Satellite Communication

The modulated carrier waves are beamed by a transmitter directly towards the satellite. The satellite receiver amplifies the received signal and re-transmits it to earth at a different frequency to avoid interference.

These stages are called up-linking and down-linking.

The capacity of a communication channel can be increased by increasing the frequency of communication. Ionosphere does not reflect waves of frequencies above 10 MHz, and for such high frequencies space wave propagation is used with direct transmission from tall towers.

But this line-of-sight transmission also has a limited range or reach. Hence for long-range wireless communication with frequencies above 30 MHz, such as for TV transmission in the range of 50-1000 MHz, communication through a satellite is used.

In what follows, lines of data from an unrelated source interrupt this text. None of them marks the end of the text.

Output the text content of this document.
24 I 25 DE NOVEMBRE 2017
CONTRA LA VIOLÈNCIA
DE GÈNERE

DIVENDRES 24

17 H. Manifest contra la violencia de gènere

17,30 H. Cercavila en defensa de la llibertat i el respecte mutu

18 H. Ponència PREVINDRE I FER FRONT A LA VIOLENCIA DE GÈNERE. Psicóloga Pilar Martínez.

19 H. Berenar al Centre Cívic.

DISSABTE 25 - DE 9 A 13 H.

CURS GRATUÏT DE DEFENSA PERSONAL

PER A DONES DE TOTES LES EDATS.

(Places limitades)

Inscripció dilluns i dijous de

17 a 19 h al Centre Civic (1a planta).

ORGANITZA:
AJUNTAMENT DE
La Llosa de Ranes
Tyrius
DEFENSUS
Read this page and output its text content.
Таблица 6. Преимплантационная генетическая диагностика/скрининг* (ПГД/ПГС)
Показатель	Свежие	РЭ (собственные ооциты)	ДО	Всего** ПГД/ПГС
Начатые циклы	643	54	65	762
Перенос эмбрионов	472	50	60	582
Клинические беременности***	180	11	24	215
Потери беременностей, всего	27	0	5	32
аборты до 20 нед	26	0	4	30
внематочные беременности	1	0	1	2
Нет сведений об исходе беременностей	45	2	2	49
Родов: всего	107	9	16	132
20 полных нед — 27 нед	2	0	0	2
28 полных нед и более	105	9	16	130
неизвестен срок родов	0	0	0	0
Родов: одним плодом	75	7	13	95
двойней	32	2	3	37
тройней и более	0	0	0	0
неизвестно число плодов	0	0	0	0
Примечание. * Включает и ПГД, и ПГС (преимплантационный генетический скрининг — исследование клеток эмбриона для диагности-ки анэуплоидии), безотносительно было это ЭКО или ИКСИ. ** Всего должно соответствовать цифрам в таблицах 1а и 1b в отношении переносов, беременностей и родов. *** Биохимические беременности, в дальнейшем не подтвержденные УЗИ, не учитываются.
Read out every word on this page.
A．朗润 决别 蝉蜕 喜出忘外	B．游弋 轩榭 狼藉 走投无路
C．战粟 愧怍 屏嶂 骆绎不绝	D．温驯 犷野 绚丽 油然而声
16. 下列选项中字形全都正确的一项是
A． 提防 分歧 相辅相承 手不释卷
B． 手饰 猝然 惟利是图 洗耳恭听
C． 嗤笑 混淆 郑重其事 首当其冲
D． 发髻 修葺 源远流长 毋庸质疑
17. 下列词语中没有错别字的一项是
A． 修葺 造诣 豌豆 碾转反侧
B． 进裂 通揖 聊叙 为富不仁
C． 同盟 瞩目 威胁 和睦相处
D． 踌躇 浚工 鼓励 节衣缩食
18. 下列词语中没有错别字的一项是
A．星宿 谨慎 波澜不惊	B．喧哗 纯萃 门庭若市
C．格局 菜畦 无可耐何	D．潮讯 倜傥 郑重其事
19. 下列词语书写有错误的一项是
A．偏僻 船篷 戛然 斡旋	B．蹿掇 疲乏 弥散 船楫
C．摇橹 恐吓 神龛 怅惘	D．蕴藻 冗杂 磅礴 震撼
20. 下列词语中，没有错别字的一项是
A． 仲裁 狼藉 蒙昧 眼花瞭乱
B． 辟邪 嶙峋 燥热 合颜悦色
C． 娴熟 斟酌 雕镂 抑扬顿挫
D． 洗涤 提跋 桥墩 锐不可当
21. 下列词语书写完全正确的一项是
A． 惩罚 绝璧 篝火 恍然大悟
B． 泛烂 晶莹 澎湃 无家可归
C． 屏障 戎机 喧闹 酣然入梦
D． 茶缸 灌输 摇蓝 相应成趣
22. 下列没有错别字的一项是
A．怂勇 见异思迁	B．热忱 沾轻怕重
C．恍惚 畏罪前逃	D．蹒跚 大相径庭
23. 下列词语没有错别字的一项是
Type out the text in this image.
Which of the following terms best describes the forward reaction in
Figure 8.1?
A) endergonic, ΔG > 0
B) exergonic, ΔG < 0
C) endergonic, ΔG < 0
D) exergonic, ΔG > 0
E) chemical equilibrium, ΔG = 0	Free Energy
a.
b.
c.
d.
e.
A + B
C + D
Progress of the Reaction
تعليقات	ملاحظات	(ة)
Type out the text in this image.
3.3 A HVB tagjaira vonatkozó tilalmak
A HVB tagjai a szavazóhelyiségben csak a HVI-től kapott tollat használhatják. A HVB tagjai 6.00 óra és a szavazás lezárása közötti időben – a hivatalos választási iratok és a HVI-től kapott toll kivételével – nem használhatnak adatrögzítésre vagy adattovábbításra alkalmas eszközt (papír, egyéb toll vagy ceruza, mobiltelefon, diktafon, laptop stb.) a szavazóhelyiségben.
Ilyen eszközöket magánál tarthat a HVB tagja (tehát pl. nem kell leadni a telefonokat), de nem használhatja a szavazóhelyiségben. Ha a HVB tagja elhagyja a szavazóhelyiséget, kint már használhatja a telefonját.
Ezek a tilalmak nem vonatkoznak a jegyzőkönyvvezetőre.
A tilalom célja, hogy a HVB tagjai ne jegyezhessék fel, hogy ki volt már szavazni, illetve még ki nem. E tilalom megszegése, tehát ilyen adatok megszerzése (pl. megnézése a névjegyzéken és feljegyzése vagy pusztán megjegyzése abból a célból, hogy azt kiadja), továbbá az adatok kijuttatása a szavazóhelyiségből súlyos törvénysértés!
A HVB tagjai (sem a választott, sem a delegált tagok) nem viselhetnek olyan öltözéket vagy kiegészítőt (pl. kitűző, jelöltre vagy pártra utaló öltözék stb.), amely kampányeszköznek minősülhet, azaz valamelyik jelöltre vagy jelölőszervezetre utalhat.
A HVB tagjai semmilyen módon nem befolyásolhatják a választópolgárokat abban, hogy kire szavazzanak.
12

The gravitational force between the earth and the satellite serves as the centripetal force needed to make the satellite circle the earth in a free fall motion at a height of about 36,000 km. An orbit in which the time of one revolution about the equator exactly matches the earth’s rotation time of one day is called a geostationary orbit, i.e., the satellite appears to be stationary relative to the earth.

Ground stations transmit to orbiting satellites that amplify the signal and re-transmit it back to the earth. If the satellites were not in geostationary orbits, their motion across the sky would have required us to adjust receiver antenna continually.

Two other orbits are also used for communication satellites:

  • (i) polar circular orbit at a height of about 1000 km almost passing over the poles (i.e., with an inclination of 90°).
  • (ii) highly elliptical inclined orbit (with an inclination of 63°) for communications in regions of high altitudes.